Tagesspiegel: March 30, 1958: Austrian Airlines (AUA) opens its first airline on the Vienna-London route

Under Thursday, March 30, the book of history records, among other things:

1723: Vaud’s hero of freedom, Major Jean Abraham Davel, attempts to liberate Vaud in western Switzerland from Bernese rule. After the uprising failed, he was captured and executed on May 24.
1863: Schleswig is incorporated into Denmark by a patent of King Frederick VII, Holstein and Lauenburg are separated from the state as a whole.
1863: The Greek National Assembly elects the Danish Prince William, second son of King Christian IX, as George I as King of the Hellenes. He succeeds the Wittelsbacher Otto I, who was expelled in 1862.
1888: In Austria, the government of Prime Minister Count Eduard Taaffe enacts the Workers’ Health Insurance Act. It is the second important work of social legislation after the creation of the trade inspectorates in 1883.
1933: The Dollfuss government orders the dissolution of the Republican Protection Association of Social Democracy throughout Austria. In return, Vienna’s mayor and governor Seitz bans the home guards in his state.
1948: The Pan-American Conference in Bogotá cannot agree on a unified position on the question of European colonial possessions.
1953: The Yugoslav authorities reverse the forced collectivization of agriculture.
1958: With the Vienna-London route, Austrian Airlines (AUA) is opening its first airline.
1968: The Czechoslovak National Assembly elects General Ludvik Svoboda to succeed Antonín Novotný as President.
1978: Chancellor Kreisky is the first non-communist European head of government to visit the German Democratic Republic.
1983: The new German federal cabinet under Helmut Kohl is sworn in.
1988: Two military planes crash in Germany within 24 hours. A French Mirage crashes in the immediate vicinity of the Ohu I and II nuclear power plants at Niederaichbach near Landshut. The pilot dies.
1993: The government in Skopje objects to the provisional name FYROM (Former Yugoslav Republic of Macedonia), under which the sovereign republic is being admitted to the UN because of Greek reservations.
2003: Iraq War: Heavy fighting breaks out near Basra between British invasion forces and Iraqi defenders. The US is concentrating its attacks on Saddam Hussein’s elite units of the “Republican Guard” in Baghdad.
2008: After the elections in the African crisis country Zimbabwe, a serious conflict is looming over the outcome of the vote. While the opposition declares itself the winner, the controversial, authoritarian long-term President Robert Mugabe is also confident of victory.
2008: The French architect Jean Nouvel (62) is awarded the renowned Pritzker Prize. In Vienna, Nouvel has, among other things, converted one of the gasometers, and he is constructing a multifunctional building on the Danube Canal on behalf of UNIQA Insurance.
2008: The first part of the “Open Skies Agreement” between the European Union and the United States comes into force. It allows EU airlines to fly to any US city from any EU airport. Domestic routes in the US may not yet be served.

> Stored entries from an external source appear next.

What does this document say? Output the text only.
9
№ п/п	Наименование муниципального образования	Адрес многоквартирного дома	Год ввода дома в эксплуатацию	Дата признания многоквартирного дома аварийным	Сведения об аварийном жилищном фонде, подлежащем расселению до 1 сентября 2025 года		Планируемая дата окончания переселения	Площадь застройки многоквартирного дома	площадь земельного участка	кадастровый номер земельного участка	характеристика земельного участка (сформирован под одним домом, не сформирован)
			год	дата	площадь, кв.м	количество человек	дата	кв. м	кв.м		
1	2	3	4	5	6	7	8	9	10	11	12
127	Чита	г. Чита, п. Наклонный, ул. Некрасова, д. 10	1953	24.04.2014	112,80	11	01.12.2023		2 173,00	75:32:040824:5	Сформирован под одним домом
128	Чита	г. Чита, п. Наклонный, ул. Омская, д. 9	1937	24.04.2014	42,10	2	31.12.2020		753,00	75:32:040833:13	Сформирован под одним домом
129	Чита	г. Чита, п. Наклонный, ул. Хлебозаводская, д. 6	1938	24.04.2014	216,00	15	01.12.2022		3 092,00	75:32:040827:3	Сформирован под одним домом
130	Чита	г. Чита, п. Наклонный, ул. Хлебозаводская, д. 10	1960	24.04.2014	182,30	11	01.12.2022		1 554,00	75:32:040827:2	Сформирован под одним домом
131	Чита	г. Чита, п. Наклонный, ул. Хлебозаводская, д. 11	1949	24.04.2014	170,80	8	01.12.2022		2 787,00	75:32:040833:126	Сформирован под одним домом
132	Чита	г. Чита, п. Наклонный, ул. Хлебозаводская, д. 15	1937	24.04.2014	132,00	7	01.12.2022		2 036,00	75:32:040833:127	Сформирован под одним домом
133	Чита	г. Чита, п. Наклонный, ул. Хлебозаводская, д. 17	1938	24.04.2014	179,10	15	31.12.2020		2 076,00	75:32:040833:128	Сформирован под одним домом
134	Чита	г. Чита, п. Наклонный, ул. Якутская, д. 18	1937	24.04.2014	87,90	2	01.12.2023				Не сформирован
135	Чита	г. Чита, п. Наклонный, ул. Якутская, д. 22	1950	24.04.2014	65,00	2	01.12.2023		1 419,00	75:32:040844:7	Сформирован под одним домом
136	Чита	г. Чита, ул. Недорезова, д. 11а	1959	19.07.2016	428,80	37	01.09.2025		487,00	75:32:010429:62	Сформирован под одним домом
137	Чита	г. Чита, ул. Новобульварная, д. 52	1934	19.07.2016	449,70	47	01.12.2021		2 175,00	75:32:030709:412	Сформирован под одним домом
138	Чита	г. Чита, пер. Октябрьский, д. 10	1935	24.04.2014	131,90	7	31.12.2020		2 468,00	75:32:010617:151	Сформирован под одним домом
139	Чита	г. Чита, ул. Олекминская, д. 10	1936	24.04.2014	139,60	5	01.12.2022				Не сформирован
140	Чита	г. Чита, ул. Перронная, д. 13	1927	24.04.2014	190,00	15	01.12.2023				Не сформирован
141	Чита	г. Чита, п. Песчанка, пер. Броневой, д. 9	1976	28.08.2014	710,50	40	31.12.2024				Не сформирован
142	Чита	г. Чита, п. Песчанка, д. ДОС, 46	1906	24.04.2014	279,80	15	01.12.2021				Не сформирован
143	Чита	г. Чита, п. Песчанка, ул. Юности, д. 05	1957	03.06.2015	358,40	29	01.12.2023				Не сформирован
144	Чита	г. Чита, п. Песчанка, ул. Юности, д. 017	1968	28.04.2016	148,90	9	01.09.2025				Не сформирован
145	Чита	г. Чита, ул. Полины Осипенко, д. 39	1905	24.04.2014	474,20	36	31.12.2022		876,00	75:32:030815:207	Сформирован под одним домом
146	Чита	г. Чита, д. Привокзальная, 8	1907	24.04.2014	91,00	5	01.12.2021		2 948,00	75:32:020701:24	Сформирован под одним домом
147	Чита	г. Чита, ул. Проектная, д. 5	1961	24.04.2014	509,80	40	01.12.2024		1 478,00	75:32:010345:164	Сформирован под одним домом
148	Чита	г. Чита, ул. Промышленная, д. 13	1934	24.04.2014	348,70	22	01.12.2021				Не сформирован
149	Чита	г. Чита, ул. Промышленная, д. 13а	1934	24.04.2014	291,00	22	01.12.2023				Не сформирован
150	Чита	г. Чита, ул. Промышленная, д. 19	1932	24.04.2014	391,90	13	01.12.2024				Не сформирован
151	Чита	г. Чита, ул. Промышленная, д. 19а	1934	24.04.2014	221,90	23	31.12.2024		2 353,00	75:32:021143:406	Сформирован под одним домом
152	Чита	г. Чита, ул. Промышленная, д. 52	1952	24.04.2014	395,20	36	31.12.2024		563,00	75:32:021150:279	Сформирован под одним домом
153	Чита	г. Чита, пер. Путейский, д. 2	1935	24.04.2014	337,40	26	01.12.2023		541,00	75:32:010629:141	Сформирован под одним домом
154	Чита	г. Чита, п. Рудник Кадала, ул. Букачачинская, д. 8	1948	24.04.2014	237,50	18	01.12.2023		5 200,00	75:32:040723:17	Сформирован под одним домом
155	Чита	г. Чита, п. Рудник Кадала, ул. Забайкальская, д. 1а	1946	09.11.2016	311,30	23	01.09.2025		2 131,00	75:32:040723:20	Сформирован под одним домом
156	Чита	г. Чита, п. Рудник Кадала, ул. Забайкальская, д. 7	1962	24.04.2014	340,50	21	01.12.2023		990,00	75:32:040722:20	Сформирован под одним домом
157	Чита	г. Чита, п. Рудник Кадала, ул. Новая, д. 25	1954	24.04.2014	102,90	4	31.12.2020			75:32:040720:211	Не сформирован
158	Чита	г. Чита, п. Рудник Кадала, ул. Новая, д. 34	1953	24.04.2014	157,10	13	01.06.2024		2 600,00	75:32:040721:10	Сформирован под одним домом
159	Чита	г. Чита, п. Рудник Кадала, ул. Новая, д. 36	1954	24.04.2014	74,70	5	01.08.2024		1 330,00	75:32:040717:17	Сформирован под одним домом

birthdays: Vincent van Gogh, Dutch painter (1853-1890); Frankie Laine, US singer (1913-2007); Herbert Asmodi, German writer (1923-2007); Thomas Ridley Sharpe, British writer (1928-2013); Jean-Claude Brialy, French film actor (1933-2007); Rudolf Taschner, Austria physicist/mathematician (1953); Celine Dion, Canada. singer (1968); Jan Koller, Czech ex-soccer player (1973).
days of death: Rudolf Walter Leonhardt, German journalist (1921-2003); Hilde Alexander (née Haagen), Austrian actress, manager and wife of Peter Alexander (1922-2003); Phil Ramone, US-South AFR. music producer (1934-2013); Dith Pran, Cambodia. Journalist (“The Killing Fields”) (1942-2008); Javier López Peña, Basque. Separatist (1948-2013).
name days: Amadeus, Roswitha, Quirin, Dietmut, Patto, Widow, Guido, Bodo, Johannes, Angela, Gregor.